Il Signore, che ha parlato di questo nella lingua dei profeti d’Israele, accennando alla concessione da
parte di Mosè del divorzio, ha detto: Mosè ve lo ha concesso “per la durezza del vostro cuore”. Il cuore
dopo il peccato è divenuto “duro”, ma questo non era il disegno del Creatore e i Profeti con chiarezza
crescente hanno insistito su questo disegno originario. Per rinnovare l’uomo, il Signore - alludendo a
queste voci profetiche che hanno sempre guidato Israele verso la chiarezza della monogamia – ha riconosciuto con Ezechiele che abbiamo bisogno, per vivere questa vocazione, di un cuore nuovo; invece del
cuore di pietra – come dice Ezechiele – abbiamo bisogno di un cuore di carne, di un cuore veramente
umano. E il Signore nel Battesimo, mediante la fede “impianta” in noi questo cuore nuovo. Non è un
trapianto fisico, ma forse possiamo servirci proprio di questo paragone: dopo il trapianto, è necessario
che l’organismo sia curato, che abbia le medicine necessarie per poter vivere con il nuovo cuore, così che
diventi “cuore suo” e non “cuore di un altro”. Tanto più in questo “trapianto spirituale”, dove il Signore
ci impianta un cuore nuovo, un cuore aperto al Creatore, alla vocazione di Dio, per poter vivere con questo cuore nuovo, sono necessarie cure adeguate, bisogna ricorrere alle medicine opportune, perché esso
diventi veramente “cuore nostro”. Vivendo così nella comunione con Cristo, con la sua Chiesa, il nuovo
cuore diventa realmente “cuore nostro” e si rende possibile il matrimonio. L’amore esclusivo tra un uomo e una donna, la vita a due disegnata dal Creatore diventa possibile, anche se il clima del nostro
mondo la rende tanto difficile, fino a farla apparire impossibile.
Il Signore ci dà un cuore nuovo e noi dobbiamo vivere con questo cuore nuovo, usando le opportune
terapie perché sia realmente “nostro”. È così che viviamo quanto il Creatore ci ha donato e questo crea
una vita veramente felice.
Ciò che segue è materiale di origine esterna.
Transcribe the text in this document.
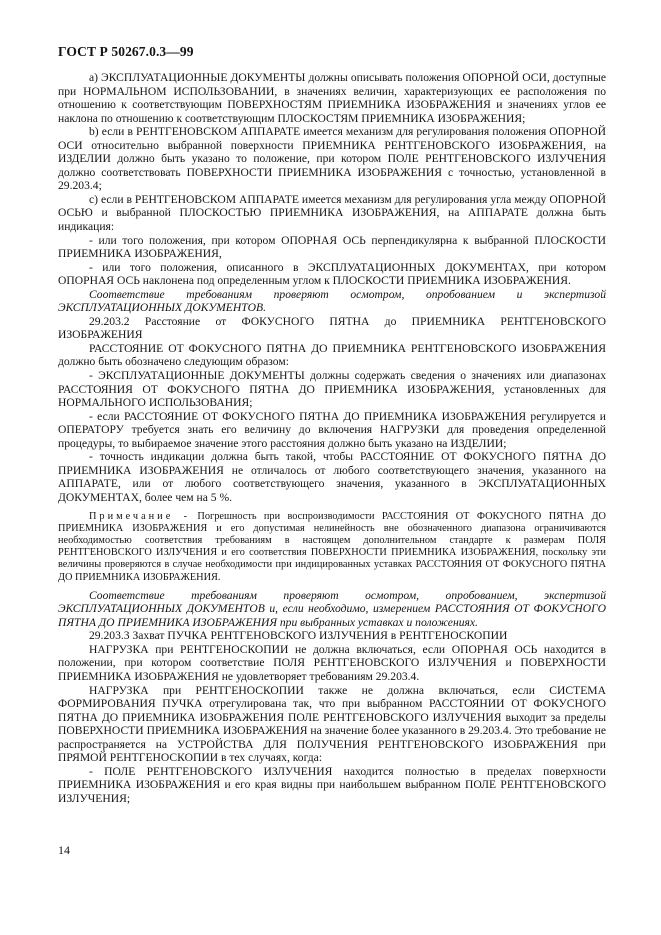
ГОСТ Р 50267.0.3—99

а) ЭКСПЛУАТАЦИОННЫЕ ДОКУМЕНТЫ должны описывать положения ОПОРНОЙ ОСИ, доступные при НОРМАЛЬНОМ ИСПОЛЬЗОВАНИИ, в значениях величин, характеризующих ее расположения по отношению к соответствующим ПОВЕРХНОСТЯМ ПРИЕМНИКА ИЗОБРАЖЕНИЯ и значениях углов ее наклона по отношению к соответствующим ПЛОСКОСТЯМ ПРИЕМНИКА ИЗОБРАЖЕНИЯ;

b) если в РЕНТГЕНОВСКОМ АППАРАТЕ имеется механизм для регулирования положения ОПОРНОЙ ОСИ относительно выбранной поверхности ПРИЕМНИКА РЕНТГЕНОВСКОГО ИЗОБРАЖЕНИЯ, на ИЗДЕЛИИ должно быть указано то положение, при котором ПОЛЕ РЕНТГЕНОВСКОГО ИЗЛУЧЕНИЯ должно соответствовать ПОВЕРХНОСТИ ПРИЕМНИКА ИЗОБРАЖЕНИЯ с точностью, установленной в 29.203.4;

с) если в РЕНТГЕНОВСКОМ АППАРАТЕ имеется механизм для регулирования угла между ОПОРНОЙ ОСЬЮ и выбранной ПЛОСКОСТЬЮ ПРИЕМНИКА ИЗОБРАЖЕНИЯ, на АППАРАТЕ должна быть индикация:

- или того положения, при котором ОПОРНАЯ ОСЬ перпендикулярна к выбранной ПЛОСКОСТИ ПРИЕМНИКА ИЗОБРАЖЕНИЯ,

- или того положения, описанного в ЭКСПЛУАТАЦИОННЫХ ДОКУМЕНТАХ, при котором ОПОРНАЯ ОСЬ наклонена под определенным углом к ПЛОСКОСТИ ПРИЕМНИКА ИЗОБРАЖЕНИЯ.

Соответствие требованиям проверяют осмотром, опробованием и экспертизой ЭКСПЛУАТАЦИОННЫХ ДОКУМЕНТОВ.

29.203.2 Расстояние от ФОКУСНОГО ПЯТНА до ПРИЕМНИКА РЕНТГЕНОВСКОГО ИЗОБРАЖЕНИЯ

РАССТОЯНИЕ ОТ ФОКУСНОГО ПЯТНА ДО ПРИЕМНИКА РЕНТГЕНОВСКОГО ИЗОБРАЖЕНИЯ должно быть обозначено следующим образом:

- ЭКСПЛУАТАЦИОННЫЕ ДОКУМЕНТЫ должны содержать сведения о значениях или диапазонах РАССТОЯНИЯ ОТ ФОКУСНОГО ПЯТНА ДО ПРИЕМНИКА ИЗОБРАЖЕНИЯ, установленных для НОРМАЛЬНОГО ИСПОЛЬЗОВАНИЯ;

- если РАССТОЯНИЕ ОТ ФОКУСНОГО ПЯТНА ДО ПРИЕМНИКА ИЗОБРАЖЕНИЯ регулируется и ОПЕРАТОРУ требуется знать его величину до включения НАГРУЗКИ для проведения определенной процедуры, то выбираемое значение этого расстояния должно быть указано на ИЗДЕЛИИ;

- точность индикации должна быть такой, чтобы РАССТОЯНИЕ ОТ ФОКУСНОГО ПЯТНА ДО ПРИЕМНИКА ИЗОБРАЖЕНИЯ не отличалось от любого соответствующего значения, указанного на АППАРАТЕ, или от любого соответствующего значения, указанного в ЭКСПЛУАТАЦИОННЫХ ДОКУМЕНТАХ, более чем на 5 %.

Примечание - Погрешность при воспроизводимости РАССТОЯНИЯ ОТ ФОКУСНОГО ПЯТНА ДО ПРИЕМНИКА ИЗОБРАЖЕНИЯ и его допустимая нелинейность вне обозначенного диапазона ограничиваются необходимостью соответствия требованиям в настоящем дополнительном стандарте к размерам ПОЛЯ РЕНТГЕНОВСКОГО ИЗЛУЧЕНИЯ и его соответствия ПОВЕРХНОСТИ ПРИЕМНИКА ИЗОБРАЖЕНИЯ, поскольку эти величины проверяются в случае необходимости при индицированных уставках РАССТОЯНИЯ ОТ ФОКУСНОГО ПЯТНА ДО ПРИЕМНИКА ИЗОБРАЖЕНИЯ.

Соответствие требованиям проверяют осмотром, опробованием, экспертизой ЭКСПЛУАТАЦИОННЫХ ДОКУМЕНТОВ и, если необходимо, измерением РАССТОЯНИЯ ОТ ФОКУСНОГО ПЯТНА ДО ПРИЕМНИКА ИЗОБРАЖЕНИЯ при выбранных уставках и положениях.

29.203.3 Захват ПУЧКА РЕНТГЕНОВСКОГО ИЗЛУЧЕНИЯ в РЕНТГЕНОСКОПИИ

НАГРУЗКА при РЕНТГЕНОСКОПИИ не должна включаться, если ОПОРНАЯ ОСЬ находится в положении, при котором соответствие ПОЛЯ РЕНТГЕНОВСКОГО ИЗЛУЧЕНИЯ и ПОВЕРХНОСТИ ПРИЕМНИКА ИЗОБРАЖЕНИЯ не удовлетворяет требованиям 29.203.4.

НАГРУЗКА при РЕНТГЕНОСКОПИИ также не должна включаться, если СИСТЕМА ФОРМИРОВАНИЯ ПУЧКА отрегулирована так, что при выбранном РАССТОЯНИИ ОТ ФОКУСНОГО ПЯТНА ДО ПРИЕМНИКА ИЗОБРАЖЕНИЯ ПОЛЕ РЕНТГЕНОВСКОГО ИЗЛУЧЕНИЯ выходит за пределы ПОВЕРХНОСТИ ПРИЕМНИКА ИЗОБРАЖЕНИЯ на значение более указанного в 29.203.4. Это требование не распространяется на УСТРОЙСТВА ДЛЯ ПОЛУЧЕНИЯ РЕНТГЕНОВСКОГО ИЗОБРАЖЕНИЯ при ПРЯМОЙ РЕНТГЕНОСКОПИИ в тех случаях, когда:

- ПОЛЕ РЕНТГЕНОВСКОГО ИЗЛУЧЕНИЯ находится полностью в пределах поверхности ПРИЕМНИКА ИЗОБРАЖЕНИЯ и его края видны при наибольшем выбранном ПОЛЕ РЕНТГЕНОВСКОГО ИЗЛУЧЕНИЯ;

14
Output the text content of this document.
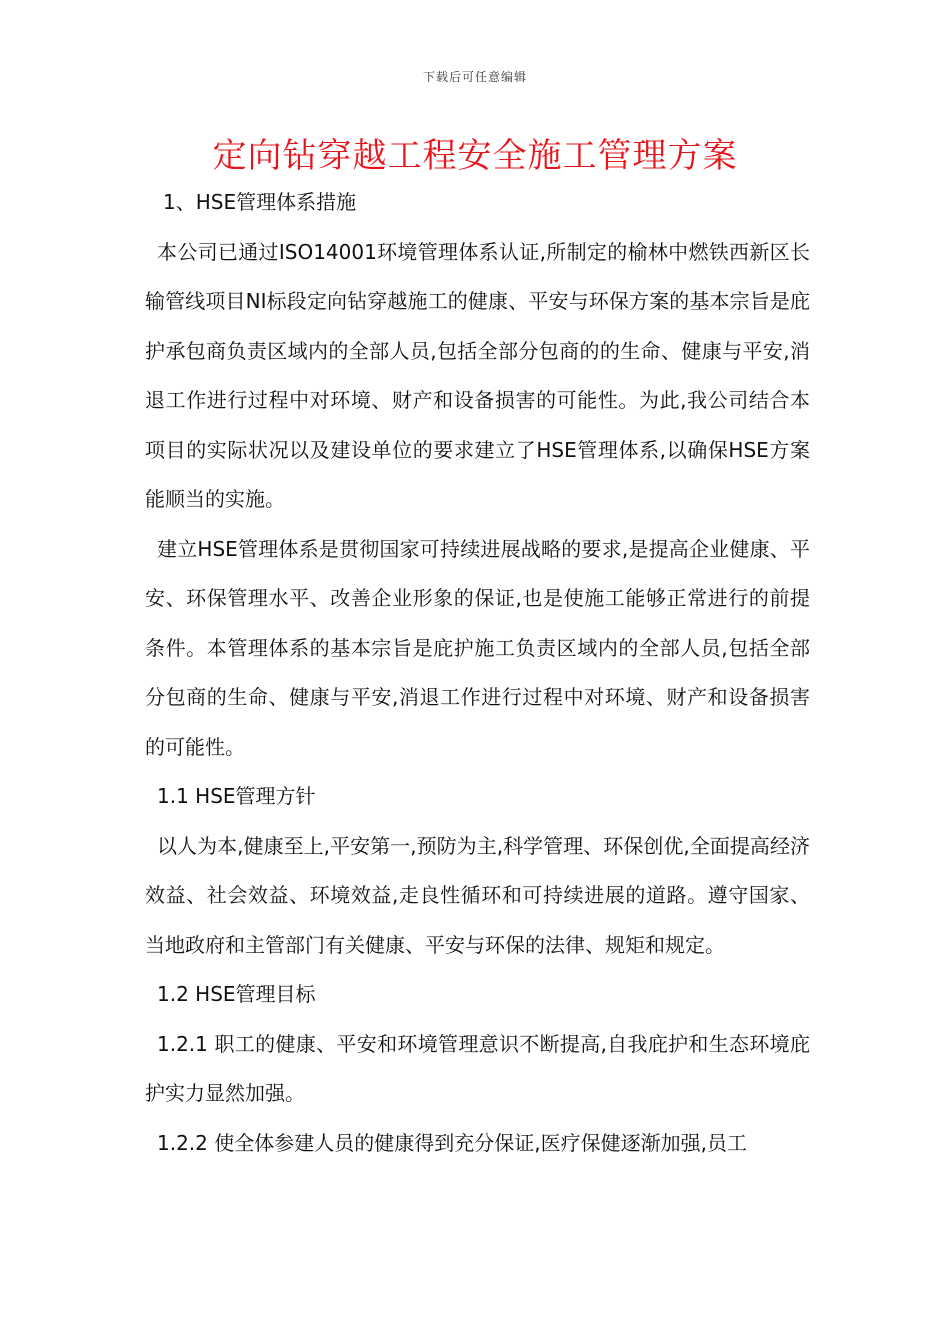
下载后可任意编辑
定向钻穿越工程安全施工管理方案

1、HSE管理体系措施

本公司已通过ISO14001环境管理体系认证,所制定的榆林中燃铁西新区长输管线项目NI标段定向钻穿越施工的健康、平安与环保方案的基本宗旨是庇护承包商负责区域内的全部人员,包括全部分包商的的生命、健康与平安,消退工作进行过程中对环境、财产和设备损害的可能性。为此,我公司结合本项目的实际状况以及建设单位的要求建立了HSE管理体系,以确保HSE方案能顺当的实施。

建立HSE管理体系是贯彻国家可持续进展战略的要求,是提高企业健康、平安、环保管理水平、改善企业形象的保证,也是使施工能够正常进行的前提条件。本管理体系的基本宗旨是庇护施工负责区域内的全部人员,包括全部分包商的生命、健康与平安,消退工作进行过程中对环境、财产和设备损害的可能性。

1.1 HSE管理方针

以人为本,健康至上,平安第一,预防为主,科学管理、环保创优,全面提高经济效益、社会效益、环境效益,走良性循环和可持续进展的道路。遵守国家、当地政府和主管部门有关健康、平安与环保的法律、规矩和规定。

1.2 HSE管理目标

1.2.1 职工的健康、平安和环境管理意识不断提高,自我庇护和生态环境庇护实力显然加强。

1.2.2 使全体参建人员的健康得到充分保证,医疗保健逐渐加强,员工
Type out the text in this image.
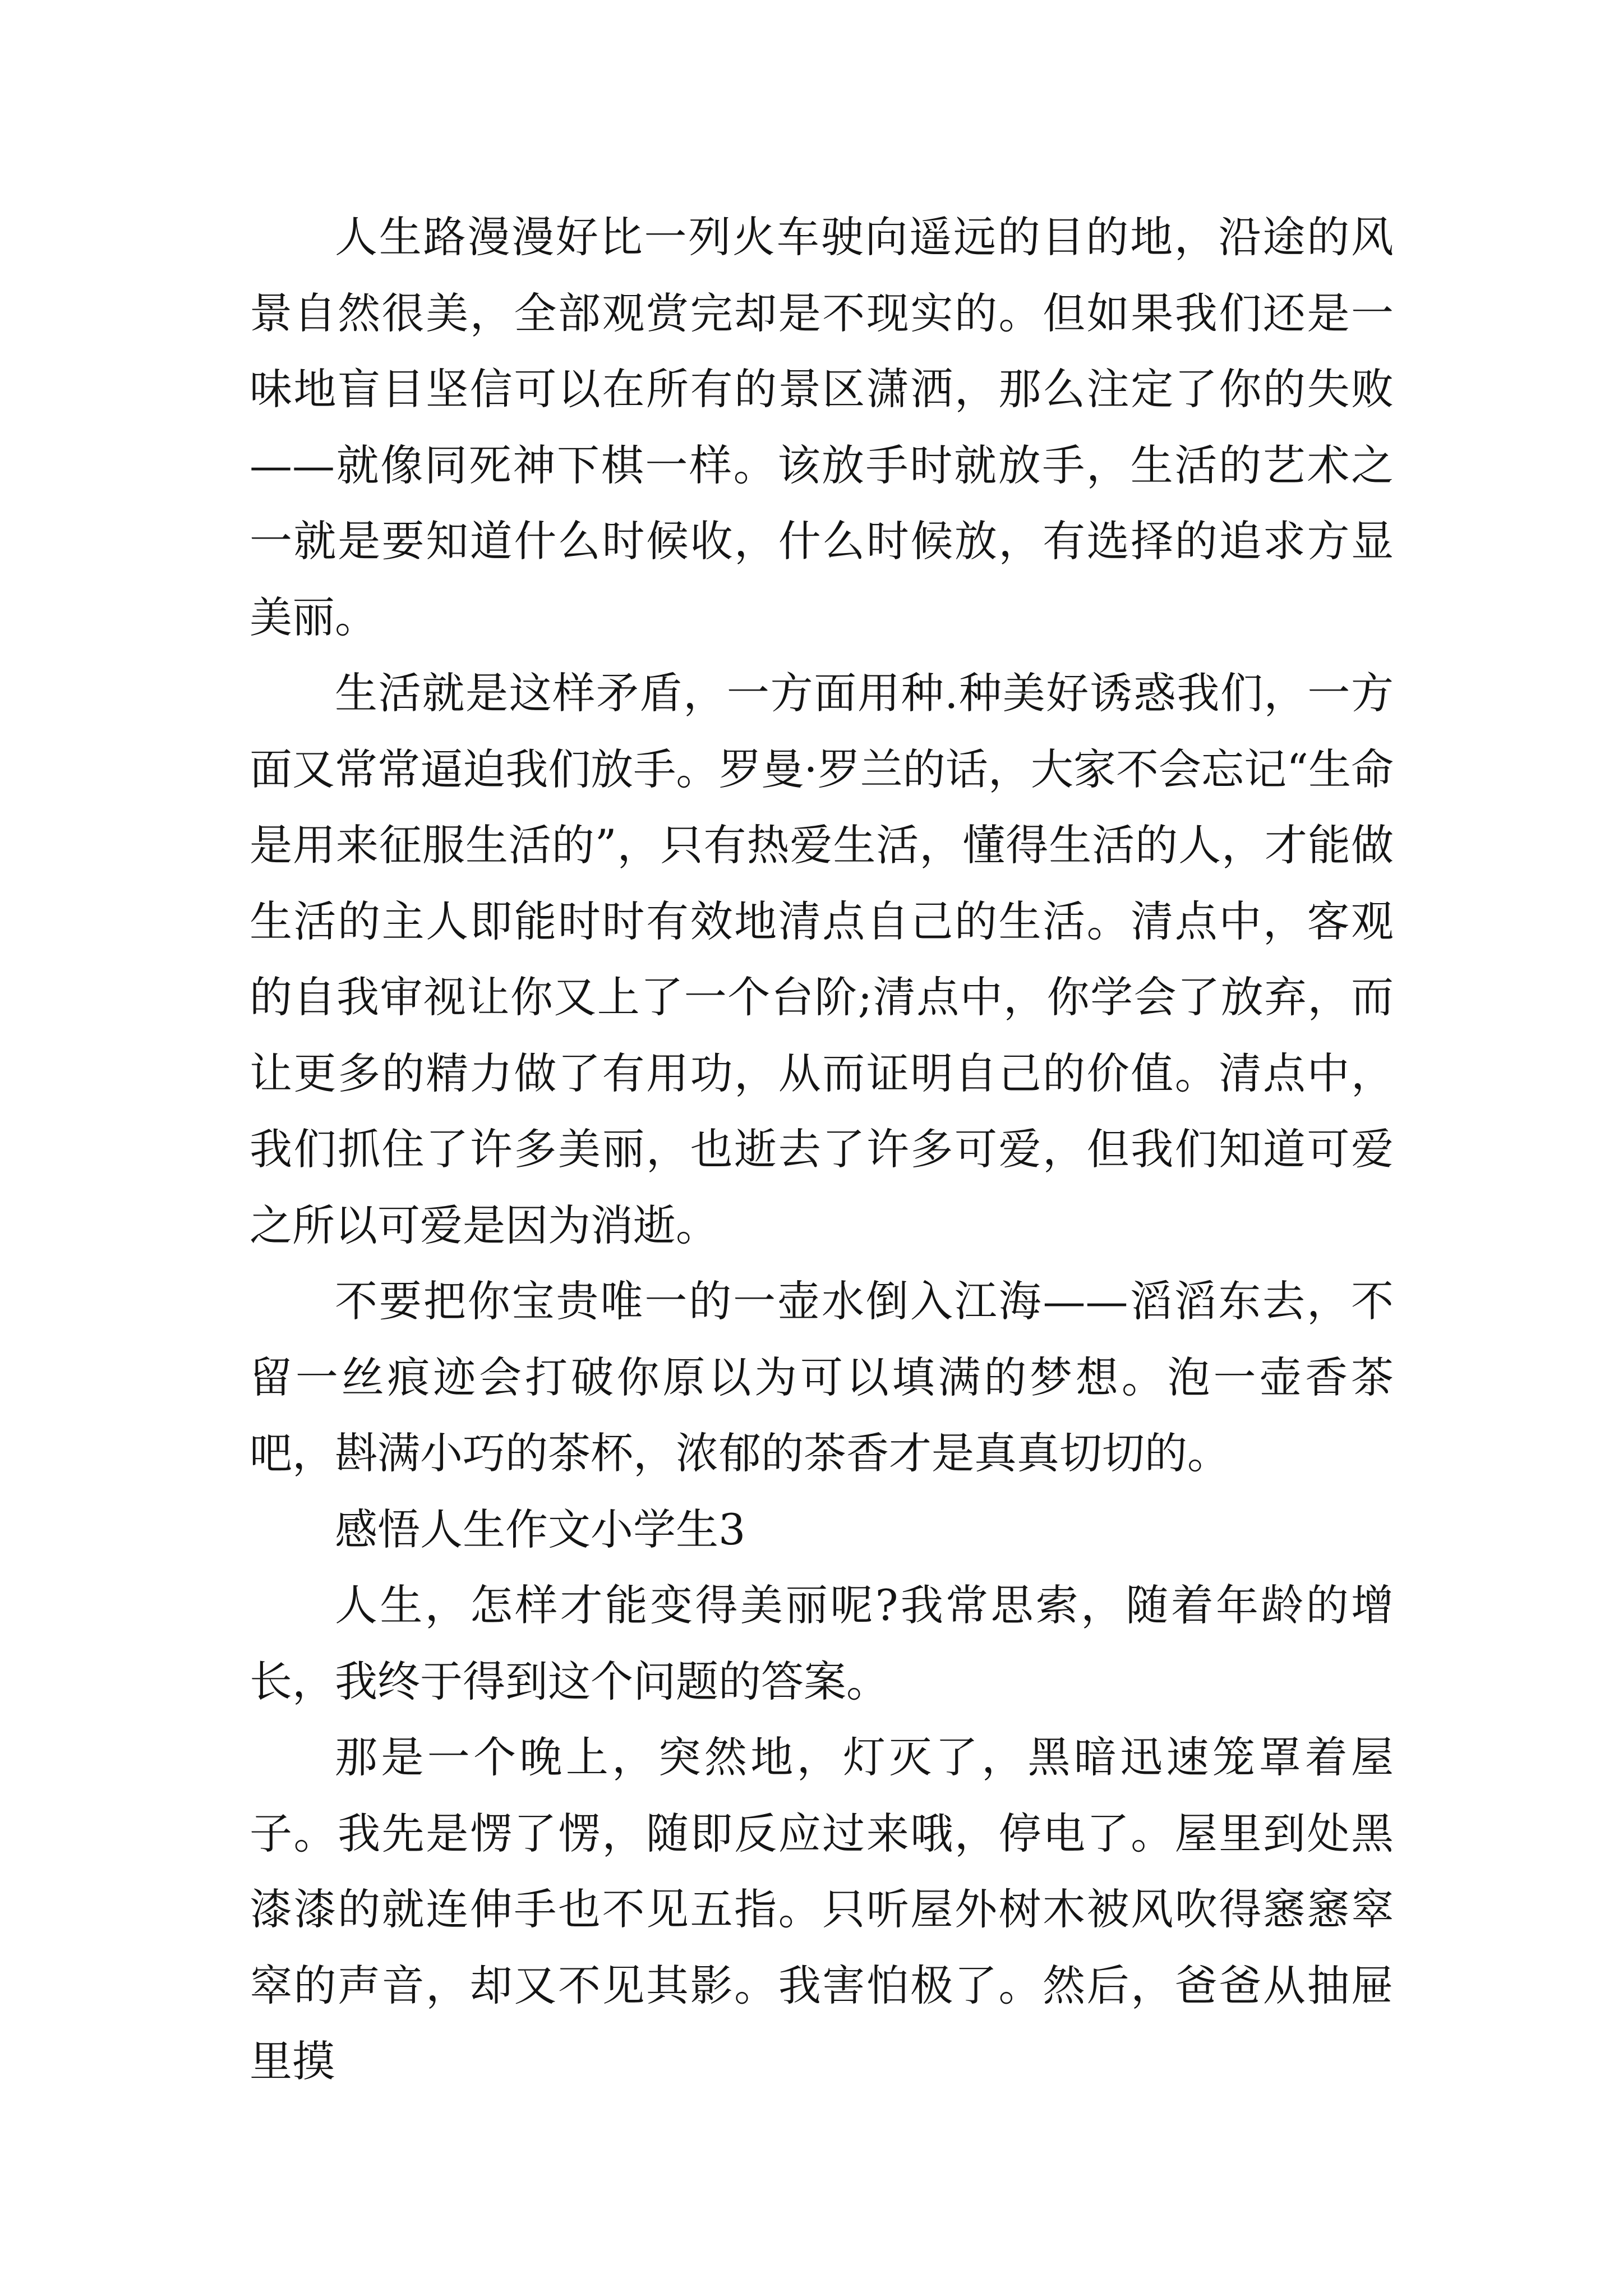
人生路漫漫好比一列火车驶向遥远的目的地，沿途的风景自然很美，全部观赏完却是不现实的。但如果我们还是一味地盲目坚信可以在所有的景区潇洒，那么注定了你的失败——就像同死神下棋一样。该放手时就放手，生活的艺术之一就是要知道什么时候收，什么时候放，有选择的追求方显美丽。

生活就是这样矛盾，一方面用种.种美好诱惑我们，一方面又常常逼迫我们放手。罗曼·罗兰的话，大家不会忘记“生命是用来征服生活的”，只有热爱生活，懂得生活的人，才能做生活的主人即能时时有效地清点自己的生活。清点中，客观的自我审视让你又上了一个台阶;清点中，你学会了放弃，而让更多的精力做了有用功，从而证明自己的价值。清点中，我们抓住了许多美丽，也逝去了许多可爱，但我们知道可爱之所以可爱是因为消逝。

不要把你宝贵唯一的一壶水倒入江海——滔滔东去，不留一丝痕迹会打破你原以为可以填满的梦想。泡一壶香茶吧，斟满小巧的茶杯，浓郁的茶香才是真真切切的。

感悟人生作文小学生3

人生，怎样才能变得美丽呢?我常思索，随着年龄的增长，我终于得到这个问题的答案。

那是一个晚上，突然地，灯灭了，黑暗迅速笼罩着屋子。我先是愣了愣，随即反应过来哦，停电了。屋里到处黑漆漆的就连伸手也不见五指。只听屋外树木被风吹得窸窸窣窣的声音，却又不见其影。我害怕极了。然后，爸爸从抽屉里摸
Di fatto, possiamo vederlo anche in questo mondo, nonostante tanti altri modelli di vita: ci sono tante famiglie cristiane che vivono con fedeltà e con gioia la vita e l’amore indicati
dal Creatore e così cresce una nuova umanità.
E infine aggiungerei: sappiamo tutti che per arrivare ad un traguardo nello sport e nella professione
ci vogliono disciplina e rinunce, ma poi tutto questo è coronato dal successo, dall’aver raggiunto una
meta auspicabile. Così anche la vita stessa, cioè il divenire uomini secondo il disegno di Gesù, esige rinunce; esse però non sono una cosa negativa, al contrario aiutano a vivere da uomini con un cuore nuovo, a vivere una vita veramente umana e felice. Poiché esiste una cultura consumistica che vuole impedirci di vivere secondo il disegno del Creatore, noi dobbiamo avere il coraggio di creare isole, oasi, e poi
grandi terreni di cultura cattolica, nei quali si vive il disegno del Creatore.